Destekten yoksun kalma tazminatı nasıl hesaplanır?

Türkiye trafiğinin birçok şehirde tam olarak istenilen düzende işlemediğini biliyoruz. Bunun neticesinde sürücü belgesine hak kazanmayla ilgili sınavlardan, yasal düzenlemelere kadar birçok önleyici ve geliştirici plan devreye sokulmuş durumda olsa da genelde kurallara riayet etmemek ve dikkatsizlik gibi sebepler yüzünden her gün onlarca trafik kazası meydana geliyor. Adı üstünde “kaza” desek bile ülkemizde ihmaller sonucu meydana gelen kazaların oranı bir hayli korkutucu.
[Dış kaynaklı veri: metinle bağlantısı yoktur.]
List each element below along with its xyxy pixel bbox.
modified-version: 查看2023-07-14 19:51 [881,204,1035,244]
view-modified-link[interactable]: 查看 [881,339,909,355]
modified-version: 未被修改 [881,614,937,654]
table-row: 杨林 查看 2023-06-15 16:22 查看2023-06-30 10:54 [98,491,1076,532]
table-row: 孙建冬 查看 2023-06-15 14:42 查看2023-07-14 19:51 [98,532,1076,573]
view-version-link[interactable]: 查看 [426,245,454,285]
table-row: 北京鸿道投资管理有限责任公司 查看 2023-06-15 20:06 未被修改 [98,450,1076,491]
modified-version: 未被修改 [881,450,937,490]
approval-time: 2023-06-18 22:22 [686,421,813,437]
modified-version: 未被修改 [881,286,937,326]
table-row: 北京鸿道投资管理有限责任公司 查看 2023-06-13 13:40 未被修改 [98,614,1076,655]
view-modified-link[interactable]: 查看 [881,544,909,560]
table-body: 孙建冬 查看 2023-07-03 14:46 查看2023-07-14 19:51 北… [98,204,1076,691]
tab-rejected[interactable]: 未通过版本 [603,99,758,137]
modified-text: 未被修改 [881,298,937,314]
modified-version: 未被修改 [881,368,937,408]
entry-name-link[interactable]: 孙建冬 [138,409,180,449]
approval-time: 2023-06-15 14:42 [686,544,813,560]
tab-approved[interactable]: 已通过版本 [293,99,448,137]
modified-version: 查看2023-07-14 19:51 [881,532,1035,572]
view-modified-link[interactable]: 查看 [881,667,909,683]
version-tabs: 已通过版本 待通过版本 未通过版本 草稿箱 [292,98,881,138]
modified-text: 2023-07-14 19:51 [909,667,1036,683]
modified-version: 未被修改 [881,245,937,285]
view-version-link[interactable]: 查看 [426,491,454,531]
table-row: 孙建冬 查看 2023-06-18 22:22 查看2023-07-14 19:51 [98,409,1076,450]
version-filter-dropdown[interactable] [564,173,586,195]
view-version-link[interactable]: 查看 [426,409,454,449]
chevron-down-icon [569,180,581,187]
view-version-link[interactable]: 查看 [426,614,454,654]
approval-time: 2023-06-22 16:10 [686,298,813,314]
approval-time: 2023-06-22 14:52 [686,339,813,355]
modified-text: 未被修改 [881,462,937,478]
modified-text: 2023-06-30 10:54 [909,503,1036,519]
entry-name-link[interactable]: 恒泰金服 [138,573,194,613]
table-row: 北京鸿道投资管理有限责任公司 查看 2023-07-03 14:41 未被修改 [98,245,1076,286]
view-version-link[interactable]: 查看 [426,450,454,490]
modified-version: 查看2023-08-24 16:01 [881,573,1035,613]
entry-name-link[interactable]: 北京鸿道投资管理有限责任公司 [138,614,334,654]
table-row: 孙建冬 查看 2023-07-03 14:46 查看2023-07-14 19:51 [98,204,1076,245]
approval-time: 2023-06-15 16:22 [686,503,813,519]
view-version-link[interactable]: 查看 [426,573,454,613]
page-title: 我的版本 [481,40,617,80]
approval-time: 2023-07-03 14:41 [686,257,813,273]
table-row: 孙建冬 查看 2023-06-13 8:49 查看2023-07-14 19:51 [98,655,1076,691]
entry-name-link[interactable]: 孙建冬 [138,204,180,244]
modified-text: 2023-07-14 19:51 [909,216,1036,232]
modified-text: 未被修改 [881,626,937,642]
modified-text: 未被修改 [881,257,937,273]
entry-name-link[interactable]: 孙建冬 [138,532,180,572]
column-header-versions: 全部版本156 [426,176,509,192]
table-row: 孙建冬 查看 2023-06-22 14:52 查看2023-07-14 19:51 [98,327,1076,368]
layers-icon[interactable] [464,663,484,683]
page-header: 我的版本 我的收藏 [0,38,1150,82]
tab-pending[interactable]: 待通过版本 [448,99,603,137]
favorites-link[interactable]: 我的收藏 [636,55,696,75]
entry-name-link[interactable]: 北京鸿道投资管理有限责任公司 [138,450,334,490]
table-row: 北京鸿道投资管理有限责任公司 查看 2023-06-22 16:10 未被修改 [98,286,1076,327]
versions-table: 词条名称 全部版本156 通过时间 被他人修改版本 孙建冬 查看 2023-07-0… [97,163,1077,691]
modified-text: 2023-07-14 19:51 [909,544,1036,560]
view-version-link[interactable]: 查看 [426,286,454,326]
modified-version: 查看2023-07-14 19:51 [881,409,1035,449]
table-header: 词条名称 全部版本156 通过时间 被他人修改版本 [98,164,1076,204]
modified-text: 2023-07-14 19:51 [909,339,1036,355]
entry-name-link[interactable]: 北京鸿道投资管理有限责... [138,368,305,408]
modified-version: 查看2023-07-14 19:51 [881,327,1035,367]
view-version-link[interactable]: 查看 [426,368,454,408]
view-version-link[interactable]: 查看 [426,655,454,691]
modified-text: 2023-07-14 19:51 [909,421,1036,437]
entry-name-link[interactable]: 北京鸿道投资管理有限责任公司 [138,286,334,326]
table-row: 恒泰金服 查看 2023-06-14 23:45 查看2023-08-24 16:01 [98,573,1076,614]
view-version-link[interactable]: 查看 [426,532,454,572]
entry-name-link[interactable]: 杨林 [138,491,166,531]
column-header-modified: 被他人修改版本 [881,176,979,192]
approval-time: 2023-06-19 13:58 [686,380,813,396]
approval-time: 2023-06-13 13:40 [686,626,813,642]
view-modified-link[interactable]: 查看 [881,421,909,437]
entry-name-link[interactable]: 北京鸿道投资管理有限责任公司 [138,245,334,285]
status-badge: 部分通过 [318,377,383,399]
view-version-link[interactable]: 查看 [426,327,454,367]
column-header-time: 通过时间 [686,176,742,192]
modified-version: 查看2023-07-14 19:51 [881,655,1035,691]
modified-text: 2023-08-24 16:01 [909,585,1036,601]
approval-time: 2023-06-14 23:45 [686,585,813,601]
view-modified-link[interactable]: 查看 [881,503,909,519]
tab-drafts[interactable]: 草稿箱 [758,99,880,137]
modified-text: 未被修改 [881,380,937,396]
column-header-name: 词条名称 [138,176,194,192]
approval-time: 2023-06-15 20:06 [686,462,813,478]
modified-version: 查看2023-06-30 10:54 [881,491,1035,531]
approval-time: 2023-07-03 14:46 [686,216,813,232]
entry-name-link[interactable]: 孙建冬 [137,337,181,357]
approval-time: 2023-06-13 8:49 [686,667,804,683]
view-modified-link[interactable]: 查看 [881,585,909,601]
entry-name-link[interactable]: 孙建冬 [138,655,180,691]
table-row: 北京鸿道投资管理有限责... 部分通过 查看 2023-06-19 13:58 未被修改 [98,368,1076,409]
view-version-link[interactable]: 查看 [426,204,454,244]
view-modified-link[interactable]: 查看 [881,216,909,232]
Bu anlamda kimsenin bilerek yapacağı bir eylem olmasa da trafik kazalarından sonra birtakım kusur oranları hesaplanma yoluna gidiliyor. Bu sayede de trafik kazalarında meydana gelen maddi ve manevi kayıpların telafi edilmesine yönelik işlemler gerçekleştirilebiliyor. Öncelikle trafik kazaları akabinde oluşan maddi hasarların telafisi konusunda artık birkaç husus haricinde (araç değer kaybı gibi) tamir ve onarımla ilgili masrafların karşılanması belli kurallar çerçevesinde çoğu zaman mahkeme yoluna gidilmeden tamamlanabiliyor. Burada sigorta şirketlerinin birkaç fotoğraf ve tutanak ile karar verip aralarında anlaşabilmeleri büyük bir kolaylık sağlayarak araç değer kaybı dışındaki maddi hasarla ilgili durumlarda zorluk çıkarmıyor. Ancak maddi hasarların yanında daha da üzücü bir şekilde meydana gelen cismani (bedensel) zararların birçoğu ile ilgili sigorta şirketleri sorumluluk almayı ret ederken özellikle destekten yoksun kalma tazminatı ile ilgili kişilerin kesinlikle yasal yollara başvurması ve dava açması gerekiyor. Bu durumda kalan ve destekten yoksun kalma tazminat davası açma eğiliminde olan şahısların da kafalarındaki en büyük sorulardan biri destekten yoksun kalma tazminatı nasıl hesaplanır? Oluyor. Biz de buradan yola çıkarak bu kez sizlere bu hesapla ilgili bilgilendirici bir yazı hazırlamaya karar verdik.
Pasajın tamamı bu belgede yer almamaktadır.